Current status: clinical studies did not reach primary endpoints; preclinical studies to identify new compounds to upregulate utrophin

Utrophin upregulation

To increase the levels of the dystrophin homologue utrophin in muscle.

Utrophin is a protein that is very similar to dystrophin and forms the same link between cell skeleton and connective tissue dystrophin does, but primarily in non muscle tissues. During muscle development or regeneration, utrophin is located at the membrane of muscle fibers. However, when dystrophin production is initiated, dystrophin will replace utrophin. In adult muscles utrophin is expressed at very low levels and mainly located at the transition of nerve to muscle (neuromuscular junction). In Duchenne patients and animal models, however, utrophin is expressed at the muscle fiber membrane as well. In patients these increased levels are still too low to be beneficial. Mouse studies have revealed that 300-500% increased levels of utrophin can functionally compensate for lack of dystrophin and delay disease progression.

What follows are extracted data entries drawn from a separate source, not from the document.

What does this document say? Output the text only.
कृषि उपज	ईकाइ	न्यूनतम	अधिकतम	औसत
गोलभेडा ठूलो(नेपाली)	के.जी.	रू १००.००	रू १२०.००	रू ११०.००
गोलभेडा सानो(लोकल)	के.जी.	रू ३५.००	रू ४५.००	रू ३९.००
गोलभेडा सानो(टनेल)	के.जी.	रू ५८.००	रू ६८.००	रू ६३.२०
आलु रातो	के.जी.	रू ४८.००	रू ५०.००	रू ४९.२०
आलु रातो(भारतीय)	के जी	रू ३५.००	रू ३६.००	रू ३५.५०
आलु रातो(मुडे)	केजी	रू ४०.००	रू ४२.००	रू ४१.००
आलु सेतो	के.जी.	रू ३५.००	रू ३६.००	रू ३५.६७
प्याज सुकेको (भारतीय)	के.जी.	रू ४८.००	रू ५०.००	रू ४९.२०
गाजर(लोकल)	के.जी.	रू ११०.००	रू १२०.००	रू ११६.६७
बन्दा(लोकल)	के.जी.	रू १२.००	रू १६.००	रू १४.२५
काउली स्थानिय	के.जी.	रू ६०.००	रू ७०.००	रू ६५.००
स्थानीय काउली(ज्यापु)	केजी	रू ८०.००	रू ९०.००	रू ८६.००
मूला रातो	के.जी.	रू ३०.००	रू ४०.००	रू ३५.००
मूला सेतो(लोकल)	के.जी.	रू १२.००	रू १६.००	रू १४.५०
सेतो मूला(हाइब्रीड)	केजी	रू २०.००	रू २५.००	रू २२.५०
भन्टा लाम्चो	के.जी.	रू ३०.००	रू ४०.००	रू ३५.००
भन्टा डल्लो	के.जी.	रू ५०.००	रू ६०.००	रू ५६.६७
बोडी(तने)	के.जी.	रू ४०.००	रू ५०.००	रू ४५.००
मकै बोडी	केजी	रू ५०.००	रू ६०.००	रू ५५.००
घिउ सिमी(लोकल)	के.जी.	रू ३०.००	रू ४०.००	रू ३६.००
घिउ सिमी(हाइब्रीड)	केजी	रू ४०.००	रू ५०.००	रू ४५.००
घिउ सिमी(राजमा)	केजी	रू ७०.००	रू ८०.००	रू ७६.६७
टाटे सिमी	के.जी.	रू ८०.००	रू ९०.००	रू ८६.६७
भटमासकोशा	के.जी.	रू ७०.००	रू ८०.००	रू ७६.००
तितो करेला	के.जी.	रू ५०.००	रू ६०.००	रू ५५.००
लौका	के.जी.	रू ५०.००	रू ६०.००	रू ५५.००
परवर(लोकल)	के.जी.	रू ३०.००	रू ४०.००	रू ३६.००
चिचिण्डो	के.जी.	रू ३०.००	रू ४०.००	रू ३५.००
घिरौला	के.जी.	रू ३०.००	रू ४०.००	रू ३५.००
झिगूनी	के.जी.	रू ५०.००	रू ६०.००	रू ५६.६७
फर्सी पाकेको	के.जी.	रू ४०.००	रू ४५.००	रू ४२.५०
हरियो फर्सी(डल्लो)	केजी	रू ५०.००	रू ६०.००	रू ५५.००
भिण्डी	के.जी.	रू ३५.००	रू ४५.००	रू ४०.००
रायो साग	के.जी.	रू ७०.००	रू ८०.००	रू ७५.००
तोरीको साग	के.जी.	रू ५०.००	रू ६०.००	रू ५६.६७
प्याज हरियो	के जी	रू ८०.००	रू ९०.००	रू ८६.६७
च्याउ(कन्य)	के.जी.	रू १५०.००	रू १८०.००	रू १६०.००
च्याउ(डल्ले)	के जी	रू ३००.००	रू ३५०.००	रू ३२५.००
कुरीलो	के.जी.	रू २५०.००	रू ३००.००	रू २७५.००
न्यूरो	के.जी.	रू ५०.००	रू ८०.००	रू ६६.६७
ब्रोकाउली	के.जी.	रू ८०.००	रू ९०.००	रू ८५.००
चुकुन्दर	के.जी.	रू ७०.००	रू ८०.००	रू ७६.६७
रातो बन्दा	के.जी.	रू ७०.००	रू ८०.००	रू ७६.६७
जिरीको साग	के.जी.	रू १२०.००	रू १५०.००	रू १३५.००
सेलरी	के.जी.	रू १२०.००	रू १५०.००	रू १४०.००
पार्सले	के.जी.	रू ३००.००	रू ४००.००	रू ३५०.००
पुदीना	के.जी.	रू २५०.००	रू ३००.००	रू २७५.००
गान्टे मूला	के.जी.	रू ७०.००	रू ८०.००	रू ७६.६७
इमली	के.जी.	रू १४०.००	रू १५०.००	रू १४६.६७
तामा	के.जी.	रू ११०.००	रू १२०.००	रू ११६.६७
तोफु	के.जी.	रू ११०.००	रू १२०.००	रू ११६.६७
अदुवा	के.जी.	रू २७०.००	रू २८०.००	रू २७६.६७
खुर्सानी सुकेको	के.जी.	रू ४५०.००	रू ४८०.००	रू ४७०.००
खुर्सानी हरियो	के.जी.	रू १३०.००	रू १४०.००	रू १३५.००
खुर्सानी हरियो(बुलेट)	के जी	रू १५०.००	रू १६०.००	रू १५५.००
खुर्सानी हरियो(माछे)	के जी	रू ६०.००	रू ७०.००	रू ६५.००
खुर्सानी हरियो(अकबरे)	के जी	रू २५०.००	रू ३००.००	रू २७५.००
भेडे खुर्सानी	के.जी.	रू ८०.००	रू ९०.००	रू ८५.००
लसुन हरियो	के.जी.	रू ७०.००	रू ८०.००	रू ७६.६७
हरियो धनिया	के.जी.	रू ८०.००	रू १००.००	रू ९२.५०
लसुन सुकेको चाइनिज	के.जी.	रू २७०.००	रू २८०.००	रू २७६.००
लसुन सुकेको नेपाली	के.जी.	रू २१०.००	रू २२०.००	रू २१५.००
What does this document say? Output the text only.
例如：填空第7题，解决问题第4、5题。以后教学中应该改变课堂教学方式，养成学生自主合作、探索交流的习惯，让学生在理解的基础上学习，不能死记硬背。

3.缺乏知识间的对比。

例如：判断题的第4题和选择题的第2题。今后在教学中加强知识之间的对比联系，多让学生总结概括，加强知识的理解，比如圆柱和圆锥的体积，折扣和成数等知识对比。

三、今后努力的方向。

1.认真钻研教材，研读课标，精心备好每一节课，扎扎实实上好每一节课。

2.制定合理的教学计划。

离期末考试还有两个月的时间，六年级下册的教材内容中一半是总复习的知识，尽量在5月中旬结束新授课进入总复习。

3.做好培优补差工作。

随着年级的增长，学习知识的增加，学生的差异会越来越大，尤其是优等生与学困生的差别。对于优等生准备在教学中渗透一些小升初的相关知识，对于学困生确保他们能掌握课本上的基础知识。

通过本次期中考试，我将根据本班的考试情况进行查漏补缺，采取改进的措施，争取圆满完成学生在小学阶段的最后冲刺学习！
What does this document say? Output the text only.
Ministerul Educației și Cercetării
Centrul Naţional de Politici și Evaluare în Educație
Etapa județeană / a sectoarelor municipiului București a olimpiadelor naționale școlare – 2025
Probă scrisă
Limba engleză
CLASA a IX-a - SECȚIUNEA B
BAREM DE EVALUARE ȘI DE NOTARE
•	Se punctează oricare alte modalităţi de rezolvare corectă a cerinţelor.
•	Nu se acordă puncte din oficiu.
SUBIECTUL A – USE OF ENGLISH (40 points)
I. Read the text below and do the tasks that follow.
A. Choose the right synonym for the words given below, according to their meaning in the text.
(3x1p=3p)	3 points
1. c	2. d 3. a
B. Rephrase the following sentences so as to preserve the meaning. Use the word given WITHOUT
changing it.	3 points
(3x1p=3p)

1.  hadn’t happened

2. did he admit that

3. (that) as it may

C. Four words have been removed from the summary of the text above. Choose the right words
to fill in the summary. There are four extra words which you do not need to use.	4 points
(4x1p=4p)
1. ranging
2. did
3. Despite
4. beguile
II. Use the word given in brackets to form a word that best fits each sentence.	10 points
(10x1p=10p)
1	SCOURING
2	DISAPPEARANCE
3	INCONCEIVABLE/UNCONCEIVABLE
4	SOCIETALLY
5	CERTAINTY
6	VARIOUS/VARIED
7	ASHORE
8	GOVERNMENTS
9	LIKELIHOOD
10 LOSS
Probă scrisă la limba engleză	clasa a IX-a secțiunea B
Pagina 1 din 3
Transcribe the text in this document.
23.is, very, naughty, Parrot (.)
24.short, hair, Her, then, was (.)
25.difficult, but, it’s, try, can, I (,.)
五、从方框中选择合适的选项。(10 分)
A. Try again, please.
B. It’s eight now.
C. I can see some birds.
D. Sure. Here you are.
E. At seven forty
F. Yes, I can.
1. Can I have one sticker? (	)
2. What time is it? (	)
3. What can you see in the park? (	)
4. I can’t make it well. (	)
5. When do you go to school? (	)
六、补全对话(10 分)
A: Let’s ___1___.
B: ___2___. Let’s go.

Genes have a volume switch, which is regulated by special proteins that can turn a gene off, or set it to low or high in different tissues (resulting in low or high levels of protein, respectively). The utrophin gene switch is set to a very low volume in muscle. Thousands of drugs are screened in order to find those that can increase the volume of the utrophin gene.

Ezutromid (discontinued)

Clinical trials:
Drugs to enhance utrophin expression in cultured cells and animal models have been identified by Summit PLC (John Tinsley and Kay Davies, UK) and BioMarin Pharmaceutical Inc.. BioMarin has completed a phase 1 clinical trial where ezutromid (then named BMN-195) was tested in healthy volunteers. Unfortunately, the amount of ezutromid that ended up in the blood of the volunteers was considered too low to lead to utrophin upregulation. BioMarin therefore stopped the development of this compound. Meanwhile, Summit produced an optimized formulation that should allow improved uptake.

Clinical trials 2:
Summit has tested the new formulation of ezutromid in healthy volunteers and observed that uptake was sufficient to enable utrophin upregulation when taken with a meal. This formulation was tested in DMD patients in 3 different doses and uptake resulted in sufficient levels in blood for two of the 12 patients. A follow up trial has been performed where the formulation was tested with a high-fat meal. This improved uptake with 6/12 Duchenne patients having drug levels expected to increase utrophin expression by 30-50% based on mouse data. A phase 2 trial to assess efficiency in ambulant Duchenne patients is currently ongoing (and fully recruited) in the UK and the USA. For an interim analysis, a biopsy was taken after 24 weeks of treatment showing a 7% increase in utrophin levels. A phase 3 confirmatory study is being prepared. Analysis after 48 weeks revealed that the primary endpoint and secondary outcomes were not met (i.e. the drug had no therapeutic effect) and Summit announced that the development of ezutromid will be discontinued for Duchenne.

Other ways to enhance utrophin levels

Additional approaches to enhance utrophin levels are in the preclinical phase. Biglycan from Tivorsan aims to increase both utrophin and nNOS. Laminin-111 from Prothelia aims to increase utrophin and integrin (another protein that links muscle fibers to connective tissue and thus provides stability).